Rising claims pose challenge for health insurance sector in India: Jefferies



NEW DELHI: The health insurance sector may face challenges in the coming months due to rising claims and increased competition, particularly in the retail sector, highlighted a report by Jefferies.
“Health (approx. 35 per cent of mix) can see pressure in its retail segment from rising claims frequency and elevated competition” the report stated.
The report indicated that India’s non-life insurance sector is experiencing significant shifts, the health insurance segment may face challenges as healthcare costs continue to rise and more consumers claim their insurance, and insurers are grappling with increased payouts.This trend could squeeze margins and put pressure on insurers to find ways to manage costs while remaining competitive in the market.
However, for the motor insurance segment, the report draws a promising picture and added that it is entering a promising multi-year upcycle. This positive momentum is expected to benefit large private insurers of the motor segment, who are well-positioned to capitalize on these trends.
“Initiate on Non-Life Insurers Large pvt. insurers are set to gain from multi-year upcycle in motor (approx. 35 per cent of premium mix) led by premiumization of underlying auto mix and moderating competitive intensity” the report mentioned.
The report also added that the motor insurance segment in India is estimated to grow at a compound annual growth rate (CAGR) of 14 per cent over the financial years 2024 to 2027. The key driver behind this growth is the ongoing shift in the automobile market towards higher-value vehicles.
Over the past three years, the average selling price (ASP) of passenger vehicles (PVs) has increased by 41 per cent, reflecting a move towards premium segments. This trend is expected to continue, benefiting motor insurance renewals, which account for 60-70 per cent of the motor insurance premium mix.

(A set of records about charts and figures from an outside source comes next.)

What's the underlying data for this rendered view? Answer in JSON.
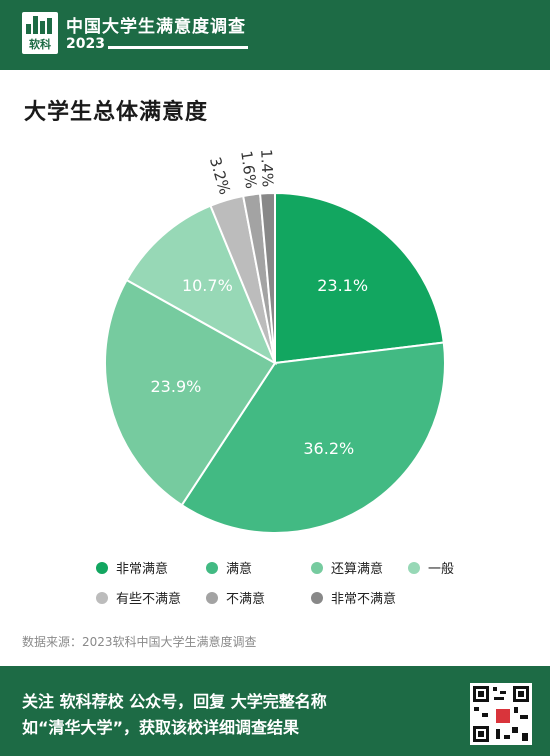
{
  "header": {
    "logo_text": "软科",
    "title": "中国大学生满意度调查",
    "year": "2023"
  },
  "card": {
    "title": "大学生总体满意度",
    "source": "数据来源：2023软科中国大学生满意度调查"
  },
  "footer": {
    "line1": "关注 软科荐校 公众号，回复 大学完整名称",
    "line2": "如“清华大学”，获取该校详细调查结果"
  },
  "chart_data": {
    "type": "pie",
    "title": "大学生总体满意度",
    "start_angle": "12 o'clock",
    "direction": "clockwise",
    "legend_position": "bottom",
    "slices": [
      {
        "label": "非常满意",
        "value": 23.1,
        "display": "23.1%",
        "color": "#12a660"
      },
      {
        "label": "满意",
        "value": 36.2,
        "display": "36.2%",
        "color": "#42ba83"
      },
      {
        "label": "还算满意",
        "value": 23.9,
        "display": "23.9%",
        "color": "#76cb9f"
      },
      {
        "label": "一般",
        "value": 10.7,
        "display": "10.7%",
        "color": "#97d8b6"
      },
      {
        "label": "有些不满意",
        "value": 3.2,
        "display": "3.2%",
        "color": "#bcbcbc"
      },
      {
        "label": "不满意",
        "value": 1.6,
        "display": "1.6%",
        "color": "#a3a3a3"
      },
      {
        "label": "非常不满意",
        "value": 1.4,
        "display": "1.4%",
        "color": "#888888"
      }
    ]
  }
}
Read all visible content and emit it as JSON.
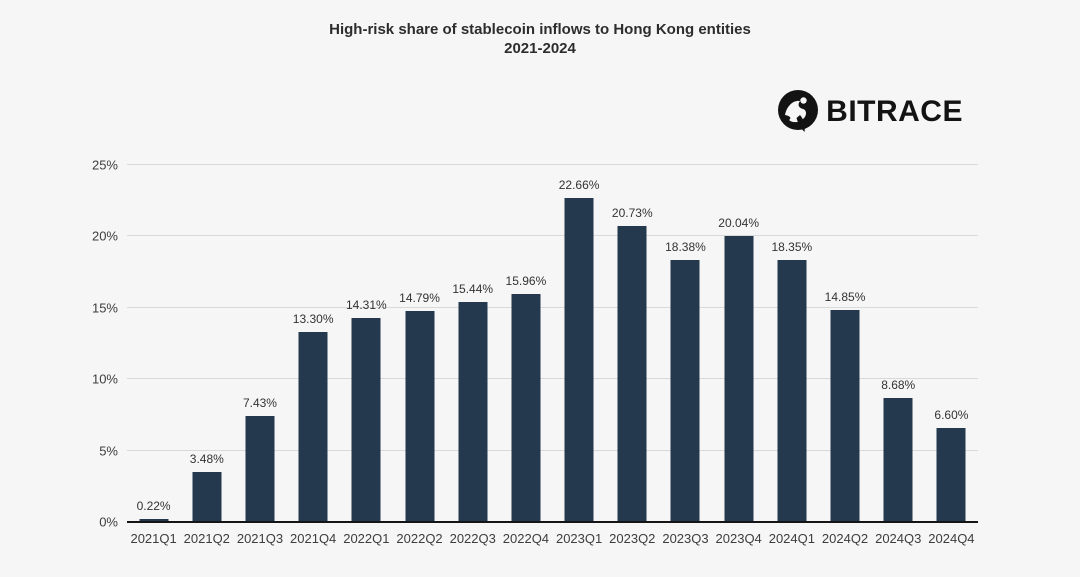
{
  "title": {
    "line1": "High-risk share of stablecoin inflows to Hong Kong entities",
    "line2": "2021-2024"
  },
  "logo": {
    "text": "BITRACE",
    "icon": "bitrace-circle-mark"
  },
  "colors": {
    "background": "#f6f6f6",
    "bar": "#24384e",
    "gridline": "#d9d9d9",
    "axis_line": "#151515",
    "title_text": "#2d2d2d",
    "tick_text": "#3d3d3d",
    "value_text": "#333333",
    "logo_text": "#131313"
  },
  "chart_data": {
    "type": "bar",
    "title": "High-risk share of stablecoin inflows to Hong Kong entities 2021-2024",
    "categories": [
      "2021Q1",
      "2021Q2",
      "2021Q3",
      "2021Q4",
      "2022Q1",
      "2022Q2",
      "2022Q3",
      "2022Q4",
      "2023Q1",
      "2023Q2",
      "2023Q3",
      "2023Q4",
      "2024Q1",
      "2024Q2",
      "2024Q3",
      "2024Q4"
    ],
    "values": [
      0.22,
      3.48,
      7.43,
      13.3,
      14.31,
      14.79,
      15.44,
      15.96,
      22.66,
      20.73,
      18.38,
      20.04,
      18.35,
      14.85,
      8.68,
      6.6
    ],
    "value_labels": [
      "0.22%",
      "3.48%",
      "7.43%",
      "13.30%",
      "14.31%",
      "14.79%",
      "15.44%",
      "15.96%",
      "22.66%",
      "20.73%",
      "18.38%",
      "20.04%",
      "18.35%",
      "14.85%",
      "8.68%",
      "6.60%"
    ],
    "xlabel": "",
    "ylabel": "",
    "ylim": [
      0,
      25
    ],
    "yticks": [
      {
        "value": 0,
        "label": "0%"
      },
      {
        "value": 5,
        "label": "5%"
      },
      {
        "value": 10,
        "label": "10%"
      },
      {
        "value": 15,
        "label": "15%"
      },
      {
        "value": 20,
        "label": "20%"
      },
      {
        "value": 25,
        "label": "25%"
      }
    ],
    "grid": true,
    "legend": false
  }
}
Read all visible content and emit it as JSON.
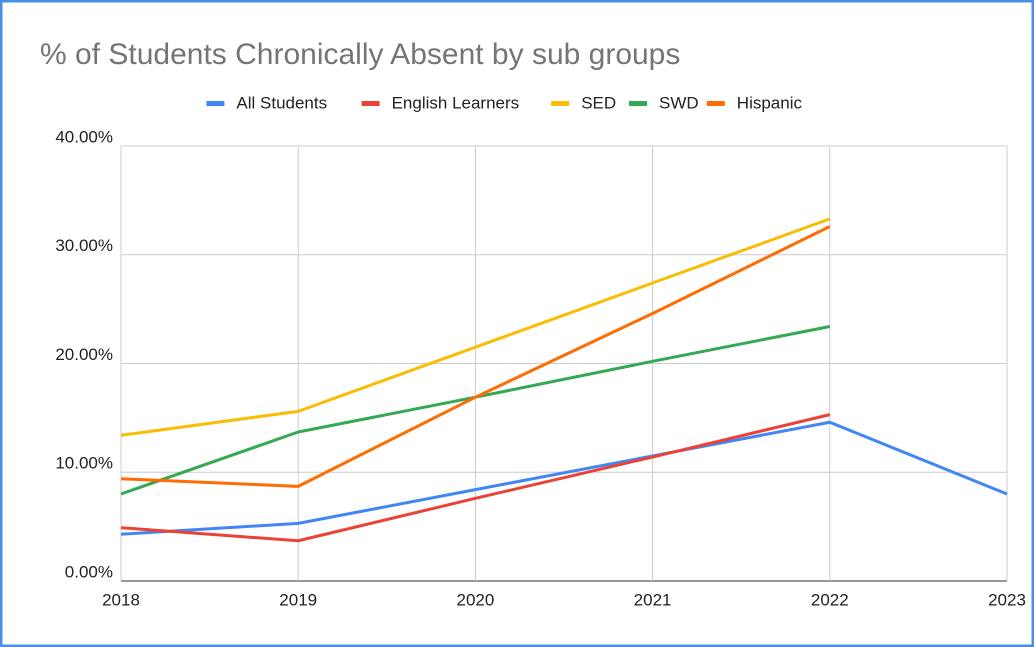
{
  "chart_data": {
    "type": "line",
    "title": "% of Students Chronically Absent by sub groups",
    "x": [
      2018,
      2019,
      2020,
      2021,
      2022,
      2023
    ],
    "xlim": [
      2018,
      2023
    ],
    "xticks": [
      2018,
      2019,
      2020,
      2021,
      2022,
      2023
    ],
    "ylim": [
      0,
      40
    ],
    "yticks": [
      {
        "value": 0,
        "label": "0.00%"
      },
      {
        "value": 10,
        "label": "10.00%"
      },
      {
        "value": 20,
        "label": "20.00%"
      },
      {
        "value": 30,
        "label": "30.00%"
      },
      {
        "value": 40,
        "label": "40.00%"
      }
    ],
    "grid": true,
    "legend": "top",
    "series": [
      {
        "name": "All Students",
        "color": "#4285f4",
        "values": [
          4.3,
          5.3,
          8.4,
          11.5,
          14.6,
          8.0
        ]
      },
      {
        "name": "English Learners",
        "color": "#ea4335",
        "values": [
          4.9,
          3.7,
          7.6,
          11.4,
          15.3,
          null
        ]
      },
      {
        "name": "SED",
        "color": "#fbbc04",
        "values": [
          13.4,
          15.6,
          21.5,
          27.4,
          33.3,
          null
        ]
      },
      {
        "name": "SWD",
        "color": "#34a853",
        "values": [
          8.0,
          13.7,
          16.9,
          20.2,
          23.4,
          null
        ]
      },
      {
        "name": "Hispanic",
        "color": "#ff6d01",
        "values": [
          9.4,
          8.7,
          16.9,
          24.6,
          32.6,
          null
        ]
      }
    ]
  }
}
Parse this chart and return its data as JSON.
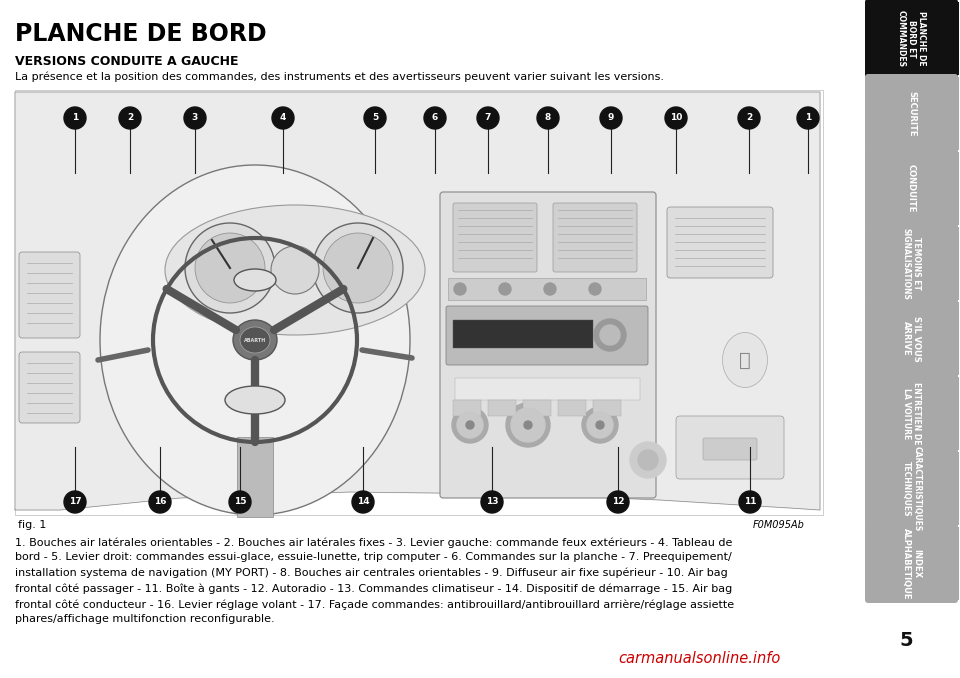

“Motor segment amidst a multi-year upcycle (est. 14 pc CAGR over FY24-27E) as renewals (60-70 pc of premium mix) will continue to benefit from the underlying change in auto mix towards premium high-value segments (ASP of PV up +41pc in last 3 yrs)” the report added.
Despite these challenges, the report mentioned that the broader non-life insurance market in India remains significantly underpenetrated, with insurance premiums representing only about 1 per cent of the country’s GDP. This is relatively low compared to global peers, where non-life insurance to GDP ratios range between 2 per cent and 4 per cent.
However, the Indian non-life insurance market has shown steady growth, with gross premiums expanding at a CAGR of 12 per cent over the past five years, reaching Rs 2.8 trillion (approximately USD 35 billion). Notably, the private sector has outpaced the overall market.
“India remains an under-penetrated market with non-life insurance to GDP at approx. 1 pc (vs 2-4 pc for global peers). Gross premiums have expanded at 12 pc CAGR over the last 5 years to Rs2.8tn (approx. USD 35bn) with the private sector growing faster at 15 pc CAGR and improving its market share to 68 pc (from 57 pc)” said Jefferies in the report.
Despite these challenges, the overall insurance market in India remains underpenetrated, offering significant long-term growth potential for insurers who can navigate these dynamics effectively.